Given the negative experiences in his past, the prospect of imminent homelessness is cause for anxiety.

The Ugly Reality of Student Homelessness 

Arriving in the U.S. from Tehran after escaping the 1984 Iran-Iraq War at the age of 15, Dimitri Hiyood has experienced his share of adversity. While attending Modesto Junior College in Turlock, Dimitri lived in a townhouse that was in deplorable conditions. The ceiling leaked and there was mold in every room, producing a stench that required Dimitri to leave his windows open 24 hours a day. He “felt sick” all the time and suffered symptoms of a severe cold that landed him several times in the ER.

Dimitri complained to the landlord and to the city about the leaking ceiling in January 2019. (As someone living in Section 8 housing, he is required to report landlords if their dwellings aren’t up to the living standards required by law.)

Three months after his first complaint, the ceiling collapsed and he was told that only a layer of paint had been holding it together. He was offered another townhouse in the complex, but he refused, given the dangers and overall neglect of the homes. As a result, he was given 35 days to vacate, not the 60 days required by law.

Meanwhile, Dimitri was attending his last semester in Modesto and although the housing authority deemed his townhome uninhabitable, it offered no help finding him housing, indirectly stating that he was on his own.

With an impending vacate date, he moved in with a friend, but what he hoped to be the answer to his housing problem turned out to be another nightmare. Paying $500 a month for a small room and enduring verbal abuse from his roommate made him realize that living in his car was his the better option. Thus Dimitri joined the estimated nearly 275,000 homeless students living in California.

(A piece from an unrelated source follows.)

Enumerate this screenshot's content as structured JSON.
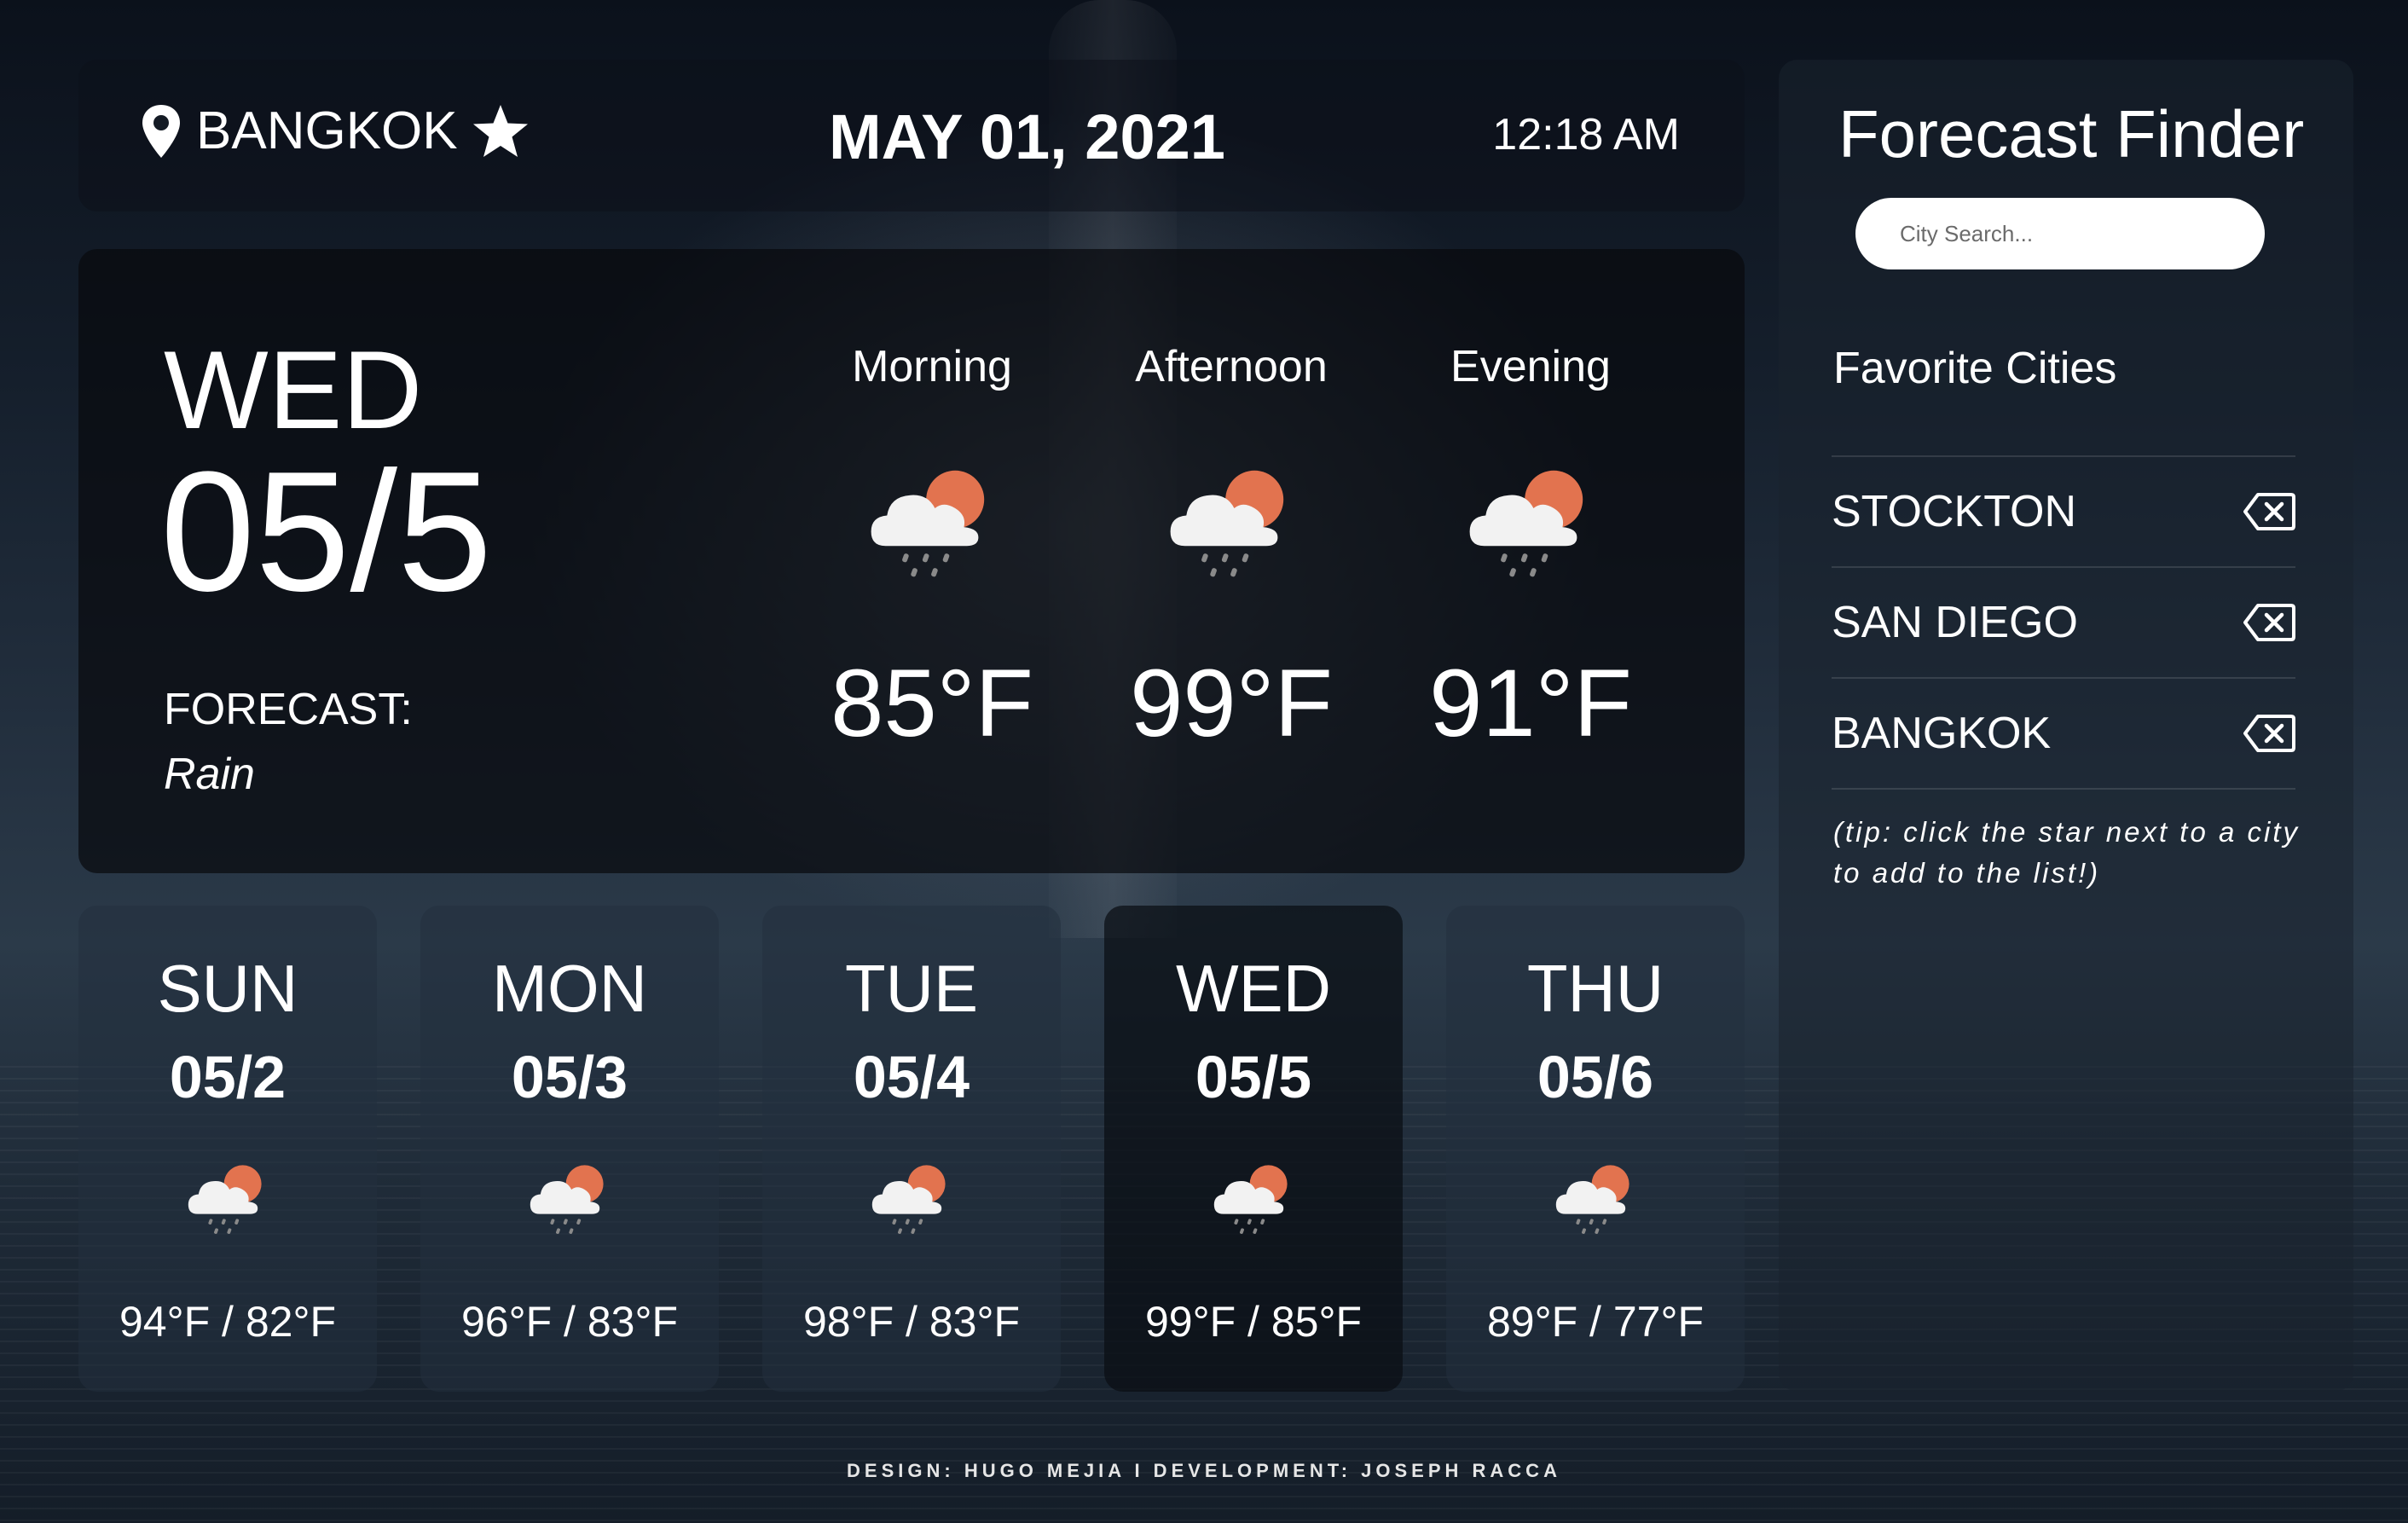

Being transgender (female to male), Dimitri knew shelters were unsafe to use for sleeping and showering, due to the reported high rate of sexual abuse and violence against LGBTQ+ individuals. Instead, he showered at friends’ homes throughout eight months of sleeping in his car.

As a student who was known to the campus security guards, he was allowed to park his vehicle on the street next to the school during the week – not as safe as campus, but it was better than nothing. On weekends, he parked in the Walmart lot, where he experienced racism because of his brown skin and facial tattoos. He said homeless people living in trailers at the Walmart parking lot would call the police on him because they were intimidated by him.  

During this experience, Dimitri learned that there are classes among the homeless:  people living in trailers are considered “upper class homeless,” if you’re living in your car you are “middle class homeless,” and if you are on a bike or walking you are “poor homeless.”

Finally, in January of this year, he moved into the dorms of California State University, East Bay in Hayward. As COVID-19 surged a few months later, students began to leave the dorms voluntarily. The emails the school sent out to students, telling them to vacate, were confusing, he said. And once they started moving the students from one dorm building to another, he felt his anxiety over homelessness return, which triggered his PTSD. 

With no summer semester offered at CSUEB, and no possibility to stay in the dorms during those months, Dimitri has to search once again for shelter – at what couldn’t be a more inopportune time.

The only light at the end of the dark tunnel, he said, is the California bill AB801. Passed in 2016, it ensures that homeless students between the ages of 13 and 25 seeking higher education in a college or university can receive priority registration along with other social programs.

These benefits can help students during the summer break. In addition, as long as the student is enrolled at CSUEB, the bill will overlook if a student is older than 25. Dimitri considers himself lucky for their “failing to notice” his age. But he’s going to need more luck than that to come his way soon.